The young man was indignant. "I have nothing against a neighborhood eruv," he told the askan who came to ask him why he had uprooted the poles that had been set up near his house. "But that was certainly not an eruv pole. Eruv poles are simple wood sticks. This was a five-inch galvanized steel pole! That is not how you make an eruv."

For years -- for generations -- he would have been right. The poles for Shabbos eruvin, even around neighborhoods and cities, were nothing more than sticks, which eventually weathered and bowed and swayed in the wind. This was something new, something better. The five-inch pole also allowed the askonim to install internal weights to ensure that the line itself would stay taut throughout the year, summer and winter. New techniques and special instruments had been developed to meet standards that far surpassed those that had been met in the past.

Was there anything wrong with the old standards? Nothing at all. They were established by gedolei Yisroel, whom anyone and everyone relies on. Without criticizing those old standards in any way, the conditions of today, including increased wealth and advanced technology, allow askonim to go far beyond what had been eminently satisfactory in the past.

We live in an age of progress, an age in which standards are constantly changing. The bar is pushed continually upwards.

Some people insist that their clothing be first class. It should not be ostentatious. They would not wear the label outside and it is not important to them if other people know that their clothing is top quality or not. But they insist that it must all be of the finest material, and the most expert workmanship, even though certainly a lesser material looks good enough. "Good enough" is not good enough for them. They want their clothing to be the best.

Others have a similar feeling about their homes, or their cars.

Many people today want their avodas Hashem to be only the best. The want to avoid compromise whenever possible on any matter that touches on avodas Hashem. When it comes to mitzvos, they do not want to stop with "good enough." They want only the best and the purest. They want to do everything lechatchila and they are not satisfied with what is ok bedi'eved.

This is not a requirement, and there is no reason to consider someone who does not seek these high standards to be wanting. But for themselves, they want the best.

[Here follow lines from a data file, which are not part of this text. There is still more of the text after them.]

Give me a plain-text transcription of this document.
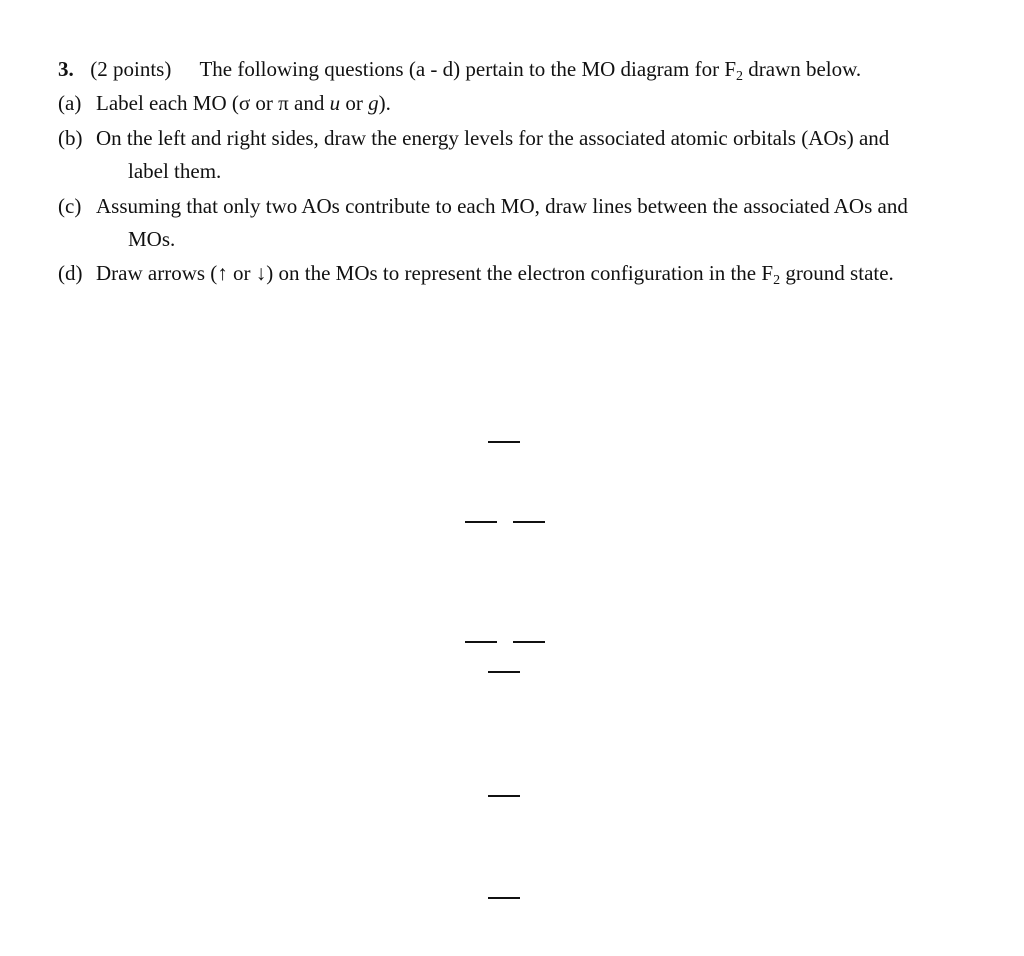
3. (2 points) The following questions (a - d) pertain to the MO diagram for $F_2$ drawn below.
(a) Label each MO (σ or π and u or g).
(b) On the left and right sides, draw the energy levels for the associated atomic orbitals (AOs) and
label them.
(c) Assuming that only two AOs contribute to each MO, draw lines between the associated AOs and
MOs.
(d) Draw arrows (↑ or ↓) on the MOs to represent the electron configuration in the $F_2$ ground state.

This extends through bein odom lechavero as well as bein odom laMokom. One avreich recently explained that he did not want to pursue a claim against someone who had damaged his property. "It is so easy to cross the line into gezel in this area, that I would rather stay away from the whole thing," he said.

Evidence of this approach is found in many areas of modern life: in kashrus standards, in attention to problems like shatnez, in Shabbos observance, in shmittah observance, in the details of many mitzvos like tzitzis and tefillin and wearing sheitels that are free of any taint.

This does not mean that there is no work left to do, or that in some areas (even some important areas) there may not be aspects that are not even up to minimal standards. The aspiration is important, but the bottom line is the practice and we have to see to that.

Sometimes enthusiasm may mask ignorance as some things are pursued for their appearance even though there is no substantive improvement in the fulfillment of rotzon Hashem. As Mesillas Yeshorim (Chapter 18) says, it is necessary to toil and work hard to know the derech Hashem with clarity and honesty, and then to weigh alternatives "with the scales of wisdom."

But it seems clear that there is an unprecedented desire among broad sections of yirei Hashem not to "say I have enough with doing what I was explicitly commanded. Rather . . . [they] strive to do what will bring nachas to Hashem."